The third is that these two sets of factors interact. For this reason, if we’re trying to predict a decision, we always want to try to define our unit of analysis as a person in a specific situation. The same people make different decisions in different situations.
[4:49] Demographics as proxies
Finally , and related to the interaction between individual and environmental factors, it’s worth noting what isn’t on this list. Demographics.
But in practice, marketers, talk about demographics all the time. Why aren’t they here? The answer lies in the difference between creating and testing conceptual models. Recall that conceptual models, as their name implies, are constructed from abstract concepts or factors. But to test our models, we need to be able to observe these factors in the real world.
The individual factors on our list above are not directly observable. Neither are key environmental factors like culture and social pressures. So to test our models, we need to have a way to infer these unobservables using things we can observe. Since some demographic factors can sometimes very systematically with factors on these lists. Marketers often use demographics as observable substitutes, or proxies, for true factors that are unobservable.

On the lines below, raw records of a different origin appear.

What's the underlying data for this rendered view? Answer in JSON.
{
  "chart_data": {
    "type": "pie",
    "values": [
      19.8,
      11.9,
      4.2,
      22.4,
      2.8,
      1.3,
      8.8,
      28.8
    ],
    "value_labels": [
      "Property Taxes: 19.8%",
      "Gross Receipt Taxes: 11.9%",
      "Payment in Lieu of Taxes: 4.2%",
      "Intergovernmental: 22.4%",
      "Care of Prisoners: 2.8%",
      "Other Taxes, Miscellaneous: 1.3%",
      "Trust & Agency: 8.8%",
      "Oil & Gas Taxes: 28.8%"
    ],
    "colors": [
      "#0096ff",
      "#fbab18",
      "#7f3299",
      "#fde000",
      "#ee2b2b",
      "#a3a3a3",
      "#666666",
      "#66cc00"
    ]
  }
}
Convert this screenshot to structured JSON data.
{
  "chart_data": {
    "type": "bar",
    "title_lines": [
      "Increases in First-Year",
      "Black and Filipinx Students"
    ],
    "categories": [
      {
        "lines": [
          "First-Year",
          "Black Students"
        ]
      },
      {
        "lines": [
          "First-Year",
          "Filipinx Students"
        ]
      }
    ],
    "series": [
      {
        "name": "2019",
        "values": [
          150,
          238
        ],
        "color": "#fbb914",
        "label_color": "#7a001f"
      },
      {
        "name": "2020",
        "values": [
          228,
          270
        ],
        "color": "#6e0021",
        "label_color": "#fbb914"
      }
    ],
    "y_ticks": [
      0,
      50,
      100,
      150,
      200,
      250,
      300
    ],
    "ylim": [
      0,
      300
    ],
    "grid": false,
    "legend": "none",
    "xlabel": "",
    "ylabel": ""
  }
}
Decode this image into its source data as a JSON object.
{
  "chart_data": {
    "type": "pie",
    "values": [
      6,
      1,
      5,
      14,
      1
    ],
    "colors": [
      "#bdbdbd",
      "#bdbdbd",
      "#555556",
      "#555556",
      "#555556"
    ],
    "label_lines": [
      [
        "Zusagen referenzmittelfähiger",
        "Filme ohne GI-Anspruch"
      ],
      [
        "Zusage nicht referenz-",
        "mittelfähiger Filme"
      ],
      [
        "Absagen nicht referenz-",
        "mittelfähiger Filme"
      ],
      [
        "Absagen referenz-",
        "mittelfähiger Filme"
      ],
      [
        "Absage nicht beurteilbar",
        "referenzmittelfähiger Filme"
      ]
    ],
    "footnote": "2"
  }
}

But if you’re going to use demographics to test your models, it’s good practice to be specific about your hypothesized relationship between the observable demographic and the unobservable factor that’s actually influencing behavior. And remember because people make different decisions in different situations, demographic characteristics are generally not useful factors in conceptual models.
[00:06:06] A model of additional influences on B2B buying decisions
Our conceptual model for organizational decision-making builds on our individual decision-making model, drawn from research from consumers as well as research from organizational behavior.
We have the individual factors. They still matter. And the environment still matters, but our social pressures present a little differently. There are now a new set of social pressures at the organizational level. The first are competitors are providing alternatives to our customers, and so our pressing us to deliver better value. The second are stakeholders, employee, shareholders, regulators, other people in the marketplace and society in general, that pressure us to act in certain ways.
And then inside the organization, we add two new groups of factors, organizational factors, and interpersonal factors. And organization itself doesn’t make decisions. It’s a mechanism by which people in it coordinate group decision-making. This need to coordinate across people introduces more formal decision-making processes than when we make individual ones. Building additional conceptual models to understand these more formal buying processes is a core skill for B2B marketing and sales teams.
That said we can map some of the factors we see at an individual level against some of the factors that people who study organizations identify, and we can find some similarities. We have organizational level knowledge, and organizational objectives and strategies, which you could frame as its motivations. We have systems and structures and procedures and culture that are all like the habits of the organization. These are the ways the organization works consistently, either formally, because they have procedures and structures that organize them that way, or inform or informally, because that’s the way the culture works.
And then inside the organization, multiple people are generally involved in making buying decisions. So that adds one more level of factors to consider, interpersonal dynamics, that are going on between members of the organization.